Branchenspezifische EU-Standards und Nachhaltigkeitsberichtsstandards für die kapitalmarktorientierten kleinen und mittleren Unternehmen sollen ebenfalls noch ausgearbeitet werden.
Förderregeln könnten ebenfalls betroffen sein
Bei alldem zeichnet sich ab, dass die Taxonomie-Kriterien nicht wie ursprünglich geplant nur für den Finanzmarkt als Richtschur gelten werden, sondern unter anderem auch bei staatlichen Förderregeln zur Anwendung kommen und somit über eine Förderfähigkeit mitentscheiden.
Nicht zuletzt gilt in der Praxis: Banken und die aktuell bereits berichtspflichtigen Unternehmen reichen die an sie gestellten Anforderungen vielfach an ihre Kunden beziehungsweise Zulieferer weiter. Denn um Kennzahlen berechnen oder die eigene Taxonomie-Konformität umfassend beurteilen zu können, benötigen sie auch deren Daten. Das ist ein hoch komplexes Unterfangen – und wird sich unter anderem empfindlich auf die Kreditvergabe gerade an kleinere Betriebe auswirken.
Offene Fragen rund um Trennschärfe und Umsetzung
Aus heutiger Sicht kann nicht abschließend bewertet werden, inwieweit sich die angestrebten klima- und umweltpolitischen Effekte mithilfe der Sustainable-Finance-Regulierung erreichen lassen.
Unternehmen, die heute zum Beispiel noch viel CO2 ausstoßen, machen sich vielfach auf den Weg, ihre Produktionsverfahren und Energieversorgung umzustellen.
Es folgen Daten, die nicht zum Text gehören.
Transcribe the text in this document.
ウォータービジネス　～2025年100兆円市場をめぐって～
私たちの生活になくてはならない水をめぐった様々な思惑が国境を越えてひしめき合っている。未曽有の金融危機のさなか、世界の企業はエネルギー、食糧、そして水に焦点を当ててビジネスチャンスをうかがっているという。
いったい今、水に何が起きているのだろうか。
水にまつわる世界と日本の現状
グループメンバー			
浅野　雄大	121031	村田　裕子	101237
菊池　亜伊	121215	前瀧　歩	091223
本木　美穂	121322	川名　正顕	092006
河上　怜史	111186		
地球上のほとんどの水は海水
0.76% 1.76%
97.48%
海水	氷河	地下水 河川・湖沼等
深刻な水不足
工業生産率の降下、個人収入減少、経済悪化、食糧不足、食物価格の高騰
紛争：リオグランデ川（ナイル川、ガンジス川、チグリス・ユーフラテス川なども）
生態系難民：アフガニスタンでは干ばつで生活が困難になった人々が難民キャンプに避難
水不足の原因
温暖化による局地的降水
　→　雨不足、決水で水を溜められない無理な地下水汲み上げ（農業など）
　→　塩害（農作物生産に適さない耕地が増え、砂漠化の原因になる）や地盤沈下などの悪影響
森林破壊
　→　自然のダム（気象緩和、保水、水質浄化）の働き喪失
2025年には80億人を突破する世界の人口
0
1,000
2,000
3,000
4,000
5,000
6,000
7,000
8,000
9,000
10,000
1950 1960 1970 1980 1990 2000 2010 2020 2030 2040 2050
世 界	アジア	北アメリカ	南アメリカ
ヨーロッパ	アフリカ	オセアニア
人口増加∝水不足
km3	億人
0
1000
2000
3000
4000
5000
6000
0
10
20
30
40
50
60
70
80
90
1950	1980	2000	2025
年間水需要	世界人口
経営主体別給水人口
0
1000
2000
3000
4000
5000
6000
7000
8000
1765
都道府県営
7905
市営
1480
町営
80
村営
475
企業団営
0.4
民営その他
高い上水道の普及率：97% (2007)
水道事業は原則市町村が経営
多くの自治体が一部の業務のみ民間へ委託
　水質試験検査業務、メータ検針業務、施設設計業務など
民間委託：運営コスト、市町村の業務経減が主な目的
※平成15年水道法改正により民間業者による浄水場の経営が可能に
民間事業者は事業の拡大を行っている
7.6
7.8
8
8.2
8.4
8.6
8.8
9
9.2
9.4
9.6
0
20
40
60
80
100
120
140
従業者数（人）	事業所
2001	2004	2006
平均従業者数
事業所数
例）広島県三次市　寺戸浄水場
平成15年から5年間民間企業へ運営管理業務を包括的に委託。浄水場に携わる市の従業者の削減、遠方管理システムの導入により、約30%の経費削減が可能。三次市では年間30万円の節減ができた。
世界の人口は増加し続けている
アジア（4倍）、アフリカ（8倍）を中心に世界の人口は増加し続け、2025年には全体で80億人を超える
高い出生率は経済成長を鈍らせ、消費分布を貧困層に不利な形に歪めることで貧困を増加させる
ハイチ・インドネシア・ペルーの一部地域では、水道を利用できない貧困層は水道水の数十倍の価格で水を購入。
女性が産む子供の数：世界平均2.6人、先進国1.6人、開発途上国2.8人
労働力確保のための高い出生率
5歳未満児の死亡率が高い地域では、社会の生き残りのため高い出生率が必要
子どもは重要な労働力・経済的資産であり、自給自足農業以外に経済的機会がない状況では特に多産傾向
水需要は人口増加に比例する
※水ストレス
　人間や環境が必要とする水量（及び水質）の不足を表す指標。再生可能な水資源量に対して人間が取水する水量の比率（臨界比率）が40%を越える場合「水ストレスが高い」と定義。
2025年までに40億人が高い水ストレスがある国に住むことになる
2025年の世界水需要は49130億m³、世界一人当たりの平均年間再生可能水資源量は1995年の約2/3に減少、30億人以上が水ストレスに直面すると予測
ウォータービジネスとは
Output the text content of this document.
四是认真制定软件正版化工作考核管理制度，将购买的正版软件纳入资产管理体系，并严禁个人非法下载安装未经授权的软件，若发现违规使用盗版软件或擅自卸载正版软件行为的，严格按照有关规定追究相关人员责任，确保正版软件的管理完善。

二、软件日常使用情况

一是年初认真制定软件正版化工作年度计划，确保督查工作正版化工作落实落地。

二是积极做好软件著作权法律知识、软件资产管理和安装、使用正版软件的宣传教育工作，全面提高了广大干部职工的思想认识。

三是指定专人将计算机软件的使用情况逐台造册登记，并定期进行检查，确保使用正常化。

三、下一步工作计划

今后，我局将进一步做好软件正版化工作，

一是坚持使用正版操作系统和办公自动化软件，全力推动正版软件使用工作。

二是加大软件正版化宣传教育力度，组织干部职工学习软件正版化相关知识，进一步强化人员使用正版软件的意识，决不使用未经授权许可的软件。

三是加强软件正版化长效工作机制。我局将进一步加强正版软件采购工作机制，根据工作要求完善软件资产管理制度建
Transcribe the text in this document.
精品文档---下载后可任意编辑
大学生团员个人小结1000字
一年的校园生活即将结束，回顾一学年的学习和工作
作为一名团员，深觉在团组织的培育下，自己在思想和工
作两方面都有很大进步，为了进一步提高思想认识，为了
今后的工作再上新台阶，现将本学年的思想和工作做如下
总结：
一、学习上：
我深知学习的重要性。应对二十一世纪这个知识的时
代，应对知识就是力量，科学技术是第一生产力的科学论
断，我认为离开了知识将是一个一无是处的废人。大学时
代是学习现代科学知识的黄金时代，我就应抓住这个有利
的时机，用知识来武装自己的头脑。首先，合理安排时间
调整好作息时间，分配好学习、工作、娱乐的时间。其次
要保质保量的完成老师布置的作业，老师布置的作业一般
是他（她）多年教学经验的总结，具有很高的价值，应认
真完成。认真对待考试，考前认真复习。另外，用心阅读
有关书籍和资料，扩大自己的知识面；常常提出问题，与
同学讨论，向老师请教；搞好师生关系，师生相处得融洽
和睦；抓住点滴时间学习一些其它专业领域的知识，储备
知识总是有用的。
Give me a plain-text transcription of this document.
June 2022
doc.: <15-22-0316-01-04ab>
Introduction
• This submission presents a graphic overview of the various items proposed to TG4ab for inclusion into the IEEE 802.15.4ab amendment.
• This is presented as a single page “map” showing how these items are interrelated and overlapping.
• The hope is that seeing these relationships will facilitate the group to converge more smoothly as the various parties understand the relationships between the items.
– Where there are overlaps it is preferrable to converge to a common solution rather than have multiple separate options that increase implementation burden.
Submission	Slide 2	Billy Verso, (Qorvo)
Dieser Wandel hin zur Klimaneutralität sollte erleichtert werden, indem der Zugang zu Finanzierungen für die notwendigen Investitionen einfacher wird. Ob hier die Regulierung eine Verbesserung bringt, ist noch unklar.
Am Kapitalmarkt werden zunehmend "grüne Finanzierungsinstrumente" emittiert. In der Kreditfinanzierung gerade für kleine und mittlere Unternehmen überwiegen die kritischen Einschätzungen. Standardisierte "grüne Kredite" gibt es bisher praktisch nicht.
Gründliche Vorbereitung ist ratsam
Die Sustainable-Finance-Regulierung bildet ein lebendiges Regelwerk, das ständig weiterentwickelt und ausgeweitet werden soll. Die bereits heute hohe Komplexität wird also weiter zunehmen und für Betriebe aller Größenkategorien erheblichen Aufwand mit sich bringen.
Auch kleine und mittlere Unternehmen sollten sich nicht nur mit den betriebswirtschaftlichen Herausforderungen der Transformation beschäftigen, sondern müssen schon heute und künftig immer häufiger Daten zur eigenen Nachhaltigkeit gegenüber Geschäftspartnern und Banken offenlegen.
Sie sind daher gut beraten, sich möglichst frühzeitig mit der eigenen Klima- und Umweltbilanz zu beschäftigen – und sich bei einer Verbesserung dieser Bilanz stärker an den Umweltzielen der EU zu orientieren. Denn wie Betriebe mit Blick auf die Sustainable-Finance-Regulierung abschneiden, wird voraussichtlich in Zukunft auch über ihren Zugang zu Finanzierungen und deren Konditionen bestimmen.